Ao final da obra encontramos Etiénne a caminho de Paris, refletindo sobre a longa greve de dois meses e meio de duração. Teria valido a pena, tanta violência e sofrimento? Eis algumas de suas reflexões: "Sem dúvida tinham sido derrotados, pois haviam deixado dinheiro e mortos, mas Paris não esqueceria os tiros da Voreux (a mina), o sangue do império também correria por aquela ferida incurável. E, se a crise industrial chegasse ao fim, se as fábricas reabrissem uma a uma, não tinha importância, o estado de guerra continuaria, a paz agora era impossível. Os mineiros já sabiam quantos eram, já conheciam sua força, tinham sacudido com seu grito de justiça os operários da França inteira. A derrota deles não trazia segurança para ninguém [...]. Eles compreendiam que a revolução renasceria sem descanso, talvez mesmo amanhã, com a greve geral, a união de todos os trabalhadores resultando em caixas de socorros que os levariam a aguentar por muitos meses comendo pão.
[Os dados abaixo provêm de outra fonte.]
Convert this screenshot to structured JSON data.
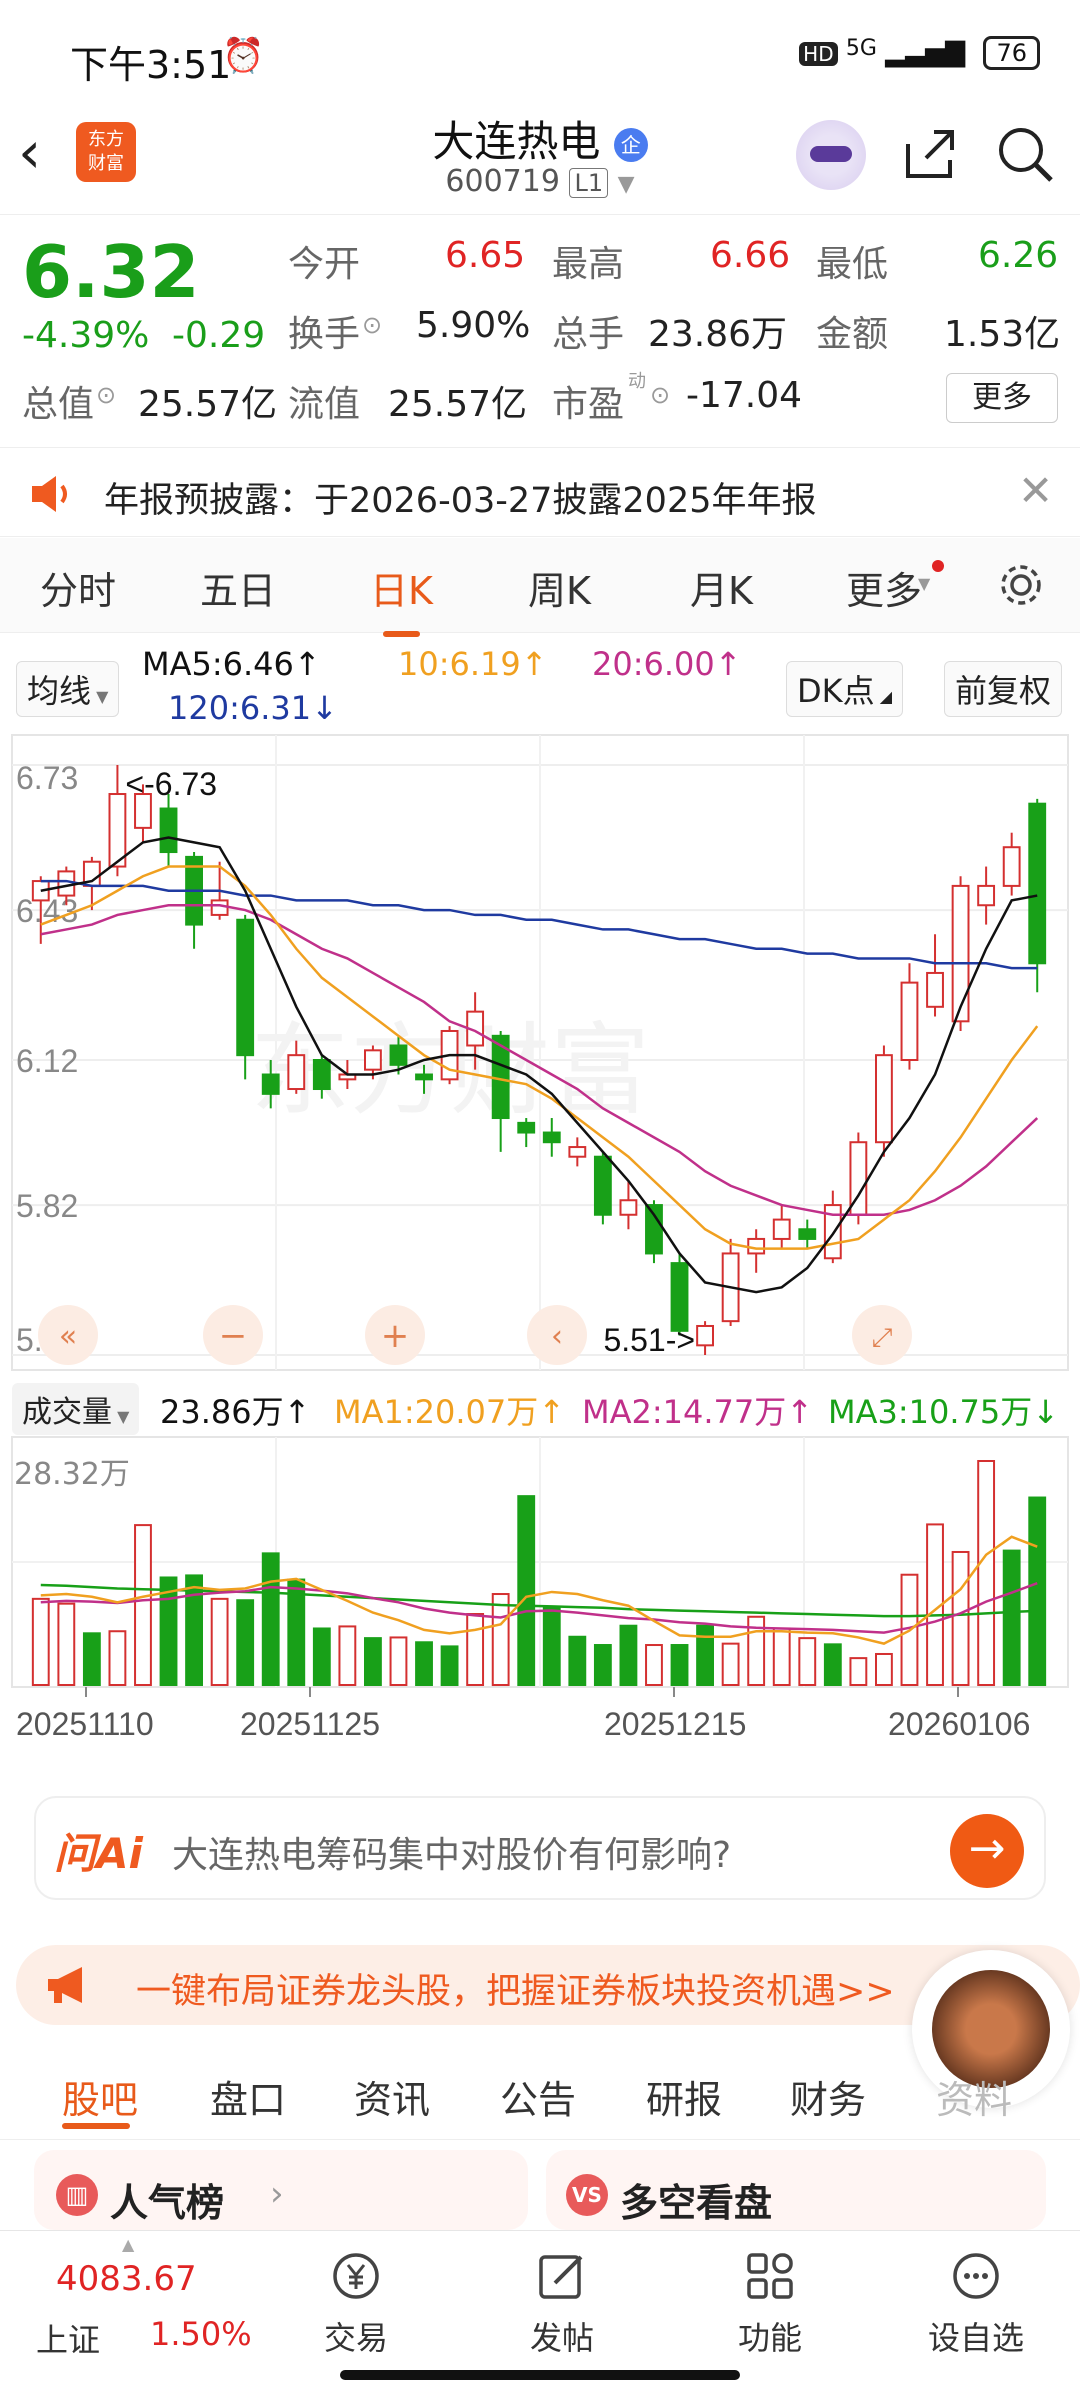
{
  "status_bar": {
    "time": "下午3:51",
    "network": "5G",
    "hd": "HD",
    "battery": "76"
  },
  "header": {
    "title": "大连热电",
    "badge": "企",
    "code": "600719",
    "level": "L1",
    "logo_text": "东方财富"
  },
  "quote": {
    "price": "6.32",
    "change_pct": "-4.39%",
    "change": "-0.29",
    "open_label": "今开",
    "open": "6.65",
    "high_label": "最高",
    "high": "6.66",
    "low_label": "最低",
    "low": "6.26",
    "turnover_label": "换手",
    "turnover": "5.90%",
    "volume_label": "总手",
    "volume": "23.86万",
    "amount_label": "金额",
    "amount": "1.53亿",
    "mktcap_label": "总值",
    "mktcap": "25.57亿",
    "float_label": "流值",
    "float": "25.57亿",
    "pe_label": "市盈",
    "pe_sup": "动",
    "pe": "-17.04",
    "more_label": "更多"
  },
  "notice": {
    "text": "年报预披露：于2026-03-27披露2025年年报"
  },
  "k_tabs": [
    "分时",
    "五日",
    "日K",
    "周K",
    "月K",
    "更多"
  ],
  "k_active": 2,
  "ma_legend": {
    "type_btn": "均线",
    "ma5": "MA5:6.46↑",
    "ma10": "10:6.19↑",
    "ma20": "20:6.00↑",
    "ma120": "120:6.31↓",
    "dk_btn": "DK点",
    "adjust_btn": "前复权"
  },
  "colors": {
    "ma5": "#111111",
    "ma10": "#f0a020",
    "ma20": "#c0308a",
    "ma120": "#1f3aa0",
    "up": "#d43030",
    "down": "#18a018",
    "accent": "#e85a1a"
  },
  "chart_data": [
    {
      "type": "candlestick",
      "y_ticks": [
        "6.73",
        "6.43",
        "6.12",
        "5.82",
        "5.51"
      ],
      "ylim": [
        5.51,
        6.73
      ],
      "x_ticks": [
        "20251110",
        "20251125",
        "20251215",
        "20260106"
      ],
      "annotations": {
        "high": "<-6.73",
        "low": "5.51->"
      },
      "candles": [
        {
          "o": 6.45,
          "c": 6.49,
          "h": 6.5,
          "l": 6.36
        },
        {
          "o": 6.46,
          "c": 6.51,
          "h": 6.52,
          "l": 6.44
        },
        {
          "o": 6.48,
          "c": 6.53,
          "h": 6.54,
          "l": 6.43
        },
        {
          "o": 6.52,
          "c": 6.67,
          "h": 6.73,
          "l": 6.5
        },
        {
          "o": 6.6,
          "c": 6.67,
          "h": 6.69,
          "l": 6.57
        },
        {
          "o": 6.64,
          "c": 6.55,
          "h": 6.67,
          "l": 6.52
        },
        {
          "o": 6.54,
          "c": 6.4,
          "h": 6.55,
          "l": 6.35
        },
        {
          "o": 6.42,
          "c": 6.45,
          "h": 6.53,
          "l": 6.41
        },
        {
          "o": 6.41,
          "c": 6.13,
          "h": 6.42,
          "l": 6.08
        },
        {
          "o": 6.09,
          "c": 6.05,
          "h": 6.12,
          "l": 6.02
        },
        {
          "o": 6.06,
          "c": 6.13,
          "h": 6.16,
          "l": 6.05
        },
        {
          "o": 6.12,
          "c": 6.06,
          "h": 6.13,
          "l": 6.04
        },
        {
          "o": 6.08,
          "c": 6.09,
          "h": 6.12,
          "l": 6.06
        },
        {
          "o": 6.1,
          "c": 6.14,
          "h": 6.15,
          "l": 6.08
        },
        {
          "o": 6.15,
          "c": 6.11,
          "h": 6.17,
          "l": 6.09
        },
        {
          "o": 6.09,
          "c": 6.08,
          "h": 6.11,
          "l": 6.05
        },
        {
          "o": 6.08,
          "c": 6.18,
          "h": 6.19,
          "l": 6.07
        },
        {
          "o": 6.15,
          "c": 6.22,
          "h": 6.26,
          "l": 6.1
        },
        {
          "o": 6.17,
          "c": 6.0,
          "h": 6.18,
          "l": 5.93
        },
        {
          "o": 5.99,
          "c": 5.97,
          "h": 6.0,
          "l": 5.94
        },
        {
          "o": 5.97,
          "c": 5.95,
          "h": 6.0,
          "l": 5.92
        },
        {
          "o": 5.92,
          "c": 5.94,
          "h": 5.96,
          "l": 5.9
        },
        {
          "o": 5.92,
          "c": 5.8,
          "h": 5.93,
          "l": 5.78
        },
        {
          "o": 5.8,
          "c": 5.83,
          "h": 5.87,
          "l": 5.77
        },
        {
          "o": 5.82,
          "c": 5.72,
          "h": 5.83,
          "l": 5.7
        },
        {
          "o": 5.7,
          "c": 5.56,
          "h": 5.72,
          "l": 5.55
        },
        {
          "o": 5.53,
          "c": 5.57,
          "h": 5.58,
          "l": 5.51
        },
        {
          "o": 5.58,
          "c": 5.72,
          "h": 5.75,
          "l": 5.57
        },
        {
          "o": 5.72,
          "c": 5.75,
          "h": 5.77,
          "l": 5.68
        },
        {
          "o": 5.75,
          "c": 5.79,
          "h": 5.82,
          "l": 5.73
        },
        {
          "o": 5.77,
          "c": 5.75,
          "h": 5.79,
          "l": 5.73
        },
        {
          "o": 5.71,
          "c": 5.82,
          "h": 5.85,
          "l": 5.7
        },
        {
          "o": 5.8,
          "c": 5.95,
          "h": 5.97,
          "l": 5.78
        },
        {
          "o": 5.95,
          "c": 6.13,
          "h": 6.15,
          "l": 5.92
        },
        {
          "o": 6.12,
          "c": 6.28,
          "h": 6.32,
          "l": 6.1
        },
        {
          "o": 6.23,
          "c": 6.3,
          "h": 6.38,
          "l": 6.21
        },
        {
          "o": 6.2,
          "c": 6.48,
          "h": 6.5,
          "l": 6.18
        },
        {
          "o": 6.44,
          "c": 6.48,
          "h": 6.52,
          "l": 6.4
        },
        {
          "o": 6.48,
          "c": 6.56,
          "h": 6.59,
          "l": 6.46
        },
        {
          "o": 6.65,
          "c": 6.32,
          "h": 6.66,
          "l": 6.26
        }
      ],
      "ma5": [
        6.47,
        6.48,
        6.49,
        6.53,
        6.57,
        6.58,
        6.57,
        6.56,
        6.47,
        6.35,
        6.23,
        6.13,
        6.09,
        6.09,
        6.1,
        6.12,
        6.13,
        6.13,
        6.11,
        6.09,
        6.05,
        5.99,
        5.93,
        5.87,
        5.8,
        5.72,
        5.66,
        5.65,
        5.64,
        5.65,
        5.69,
        5.76,
        5.84,
        5.93,
        6.0,
        6.09,
        6.23,
        6.35,
        6.45,
        6.46
      ],
      "ma10": [
        6.4,
        6.42,
        6.44,
        6.47,
        6.5,
        6.52,
        6.52,
        6.52,
        6.48,
        6.42,
        6.35,
        6.29,
        6.25,
        6.21,
        6.17,
        6.13,
        6.1,
        6.09,
        6.08,
        6.07,
        6.04,
        6.0,
        5.96,
        5.92,
        5.87,
        5.82,
        5.77,
        5.74,
        5.73,
        5.73,
        5.73,
        5.74,
        5.75,
        5.79,
        5.83,
        5.89,
        5.96,
        6.04,
        6.12,
        6.19
      ],
      "ma20": [
        6.38,
        6.39,
        6.4,
        6.42,
        6.43,
        6.44,
        6.44,
        6.44,
        6.43,
        6.41,
        6.38,
        6.35,
        6.33,
        6.3,
        6.27,
        6.24,
        6.2,
        6.18,
        6.15,
        6.12,
        6.09,
        6.06,
        6.02,
        5.99,
        5.96,
        5.93,
        5.89,
        5.86,
        5.84,
        5.82,
        5.81,
        5.8,
        5.8,
        5.8,
        5.81,
        5.83,
        5.86,
        5.9,
        5.95,
        6.0
      ],
      "ma120": [
        6.49,
        6.49,
        6.48,
        6.48,
        6.48,
        6.47,
        6.47,
        6.47,
        6.46,
        6.46,
        6.45,
        6.45,
        6.45,
        6.44,
        6.44,
        6.43,
        6.43,
        6.42,
        6.42,
        6.41,
        6.41,
        6.4,
        6.39,
        6.39,
        6.38,
        6.37,
        6.37,
        6.36,
        6.35,
        6.35,
        6.34,
        6.34,
        6.33,
        6.33,
        6.33,
        6.32,
        6.32,
        6.32,
        6.31,
        6.31
      ]
    },
    {
      "type": "bar",
      "title": "成交量",
      "ymax_label": "28.32万",
      "ylim": [
        0,
        28.32
      ],
      "legend": {
        "vol": "23.86万↑",
        "ma1": "MA1:20.07万↑",
        "ma2": "MA2:14.77万↑",
        "ma3": "MA3:10.75万↓"
      },
      "values": [
        12.5,
        11.8,
        7.5,
        7.8,
        23.2,
        15.6,
        15.9,
        12.5,
        12.3,
        19.1,
        15.3,
        8.2,
        8.5,
        6.8,
        6.9,
        6.2,
        5.6,
        10.3,
        13.2,
        27.4,
        11.3,
        7.0,
        5.8,
        8.6,
        5.8,
        5.8,
        8.6,
        6.0,
        9.9,
        8.2,
        6.8,
        5.9,
        3.9,
        4.5,
        16.0,
        23.3,
        19.3,
        32.5,
        19.5,
        27.2
      ],
      "up": [
        true,
        true,
        false,
        true,
        true,
        false,
        false,
        true,
        false,
        false,
        false,
        false,
        true,
        false,
        true,
        false,
        false,
        true,
        true,
        false,
        false,
        false,
        false,
        false,
        true,
        false,
        false,
        true,
        true,
        true,
        true,
        false,
        true,
        true,
        true,
        true,
        true,
        true,
        false,
        false
      ],
      "ma1_line": [
        13,
        13.2,
        12.8,
        12,
        12.8,
        13.5,
        14.2,
        13.8,
        14,
        15,
        15.4,
        13.8,
        12.2,
        10.5,
        9.4,
        8,
        7.5,
        8,
        8.8,
        12.8,
        13.5,
        13.2,
        12.3,
        11.5,
        9.3,
        7.2,
        7,
        7,
        7.8,
        7.8,
        7.6,
        7.5,
        6.9,
        6,
        7.9,
        10.9,
        13.9,
        18.9,
        21.5,
        20.07
      ],
      "ma2_line": [
        12,
        12.2,
        12.1,
        11.9,
        12.3,
        12.5,
        13.1,
        13.4,
        13.6,
        14.2,
        14,
        13.7,
        13.3,
        12.6,
        12,
        11.1,
        10.5,
        10.1,
        9.8,
        10.7,
        10.8,
        10.5,
        10.1,
        9.7,
        9.5,
        9.1,
        8.9,
        8.5,
        8.3,
        8.2,
        8.1,
        8,
        7.8,
        7.6,
        8.3,
        9.2,
        10.4,
        12.1,
        13.4,
        14.77
      ],
      "ma3_line": [
        14.5,
        14.4,
        14.2,
        14,
        13.9,
        13.8,
        13.7,
        13.6,
        13.5,
        13.4,
        13.2,
        13,
        12.8,
        12.6,
        12.4,
        12.2,
        12,
        11.8,
        11.6,
        11.5,
        11.4,
        11.3,
        11.2,
        11,
        10.9,
        10.8,
        10.7,
        10.6,
        10.5,
        10.4,
        10.3,
        10.2,
        10.1,
        10,
        10,
        10.1,
        10.2,
        10.4,
        10.6,
        10.75
      ]
    }
  ],
  "ai_box": {
    "logo": "问Ai",
    "placeholder": "大连热电筹码集中对股价有何影响?"
  },
  "promo": {
    "text": "一键布局证券龙头股，把握证券板块投资机遇>>"
  },
  "lower_tabs": [
    "股吧",
    "盘口",
    "资讯",
    "公告",
    "研报",
    "财务",
    "资料"
  ],
  "cards": {
    "left": "人气榜",
    "right": "多空看盘"
  },
  "bottom_nav": {
    "index_value": "4083.67",
    "index_name": "上证",
    "index_pct": "1.50%",
    "items": [
      "交易",
      "发帖",
      "功能",
      "设自选"
    ]
  }
}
Desta última vez, fora um empurrão dado na sociedade em ruínas, e tinham sentido perfeitamente o chão fugindo sob seus pés, sentiam formarem-se novas convulsões, sempre outras, até que esse velho edifício abalado desmoronasse, tragado como a Voreaux, sorvido pelo abismo".
E, numa referência ao título, conclui: "Do flanco nutriz brotava a vida, os rebentos desabrochavam em folhas verdes, os campos estremeciam com o brotar da relva. Por todos os lados as sementes cresciam, alongavam-se, furavam a planície, em seu caminho para o calor e a luz. Um transbordamento de seiva escorria sussurrante, o ruído dos germes expandia-se num grande beijo. E ainda, cada vez mais distintamente, como se estivessem mais próximos da superfície, os companheiros cavavam. Aos raios chamejantes do astro rei, naquela manhã de juventude, era daquele rumor que o campo estava cheio. Homens brotavam, um exército negro, vingador, que germinava lentamente nos sulcos da terra, crescendo para as colheitas do século futuro, cuja germinação não tardaria em fazer rebentar a terra". Páginas 535 a 537.
O mundo ainda ficaria muito agradecido ao grande escritor por sua intervenção no caso Dreyfus, com o seu famoso J'accuse, de 1898. Foi o personagem central de reparação de uma grave injustiça.
Tenho em casa também a coleção - Grandes Livros no Cinema -. Foi lançado pela Folha de S.Paulo. Entre eles está Germinal, com a fantástica atuação de Gérard Depardieu. Na contracapa do livreto da coleção lemos o que segue:
"As péssimas condições de vida e de trabalho de mineiros exploradores de carvão numa vila na França no século 19 culmina em revolta, massacre e morte quando um casal lidera uma greve reivindicando tratamento mais humano. Com 'Germinal', o escritor Emile Zola expôs, na linguagem crua e dura do naturalismo, a injustiça social e defendeu o espírito de revolta num momento em que os lemas revolucionários de liberdade, igualdade e fraternidade haviam voltado a não ser mais que uma utopia do passado. Claude Berri filmou o romance em 1993 como uma superprodução valorizada pela presença de Gérard Depardieu à frente do elenco de grandes intérpretes do cinema francês". 151 minutos de duração.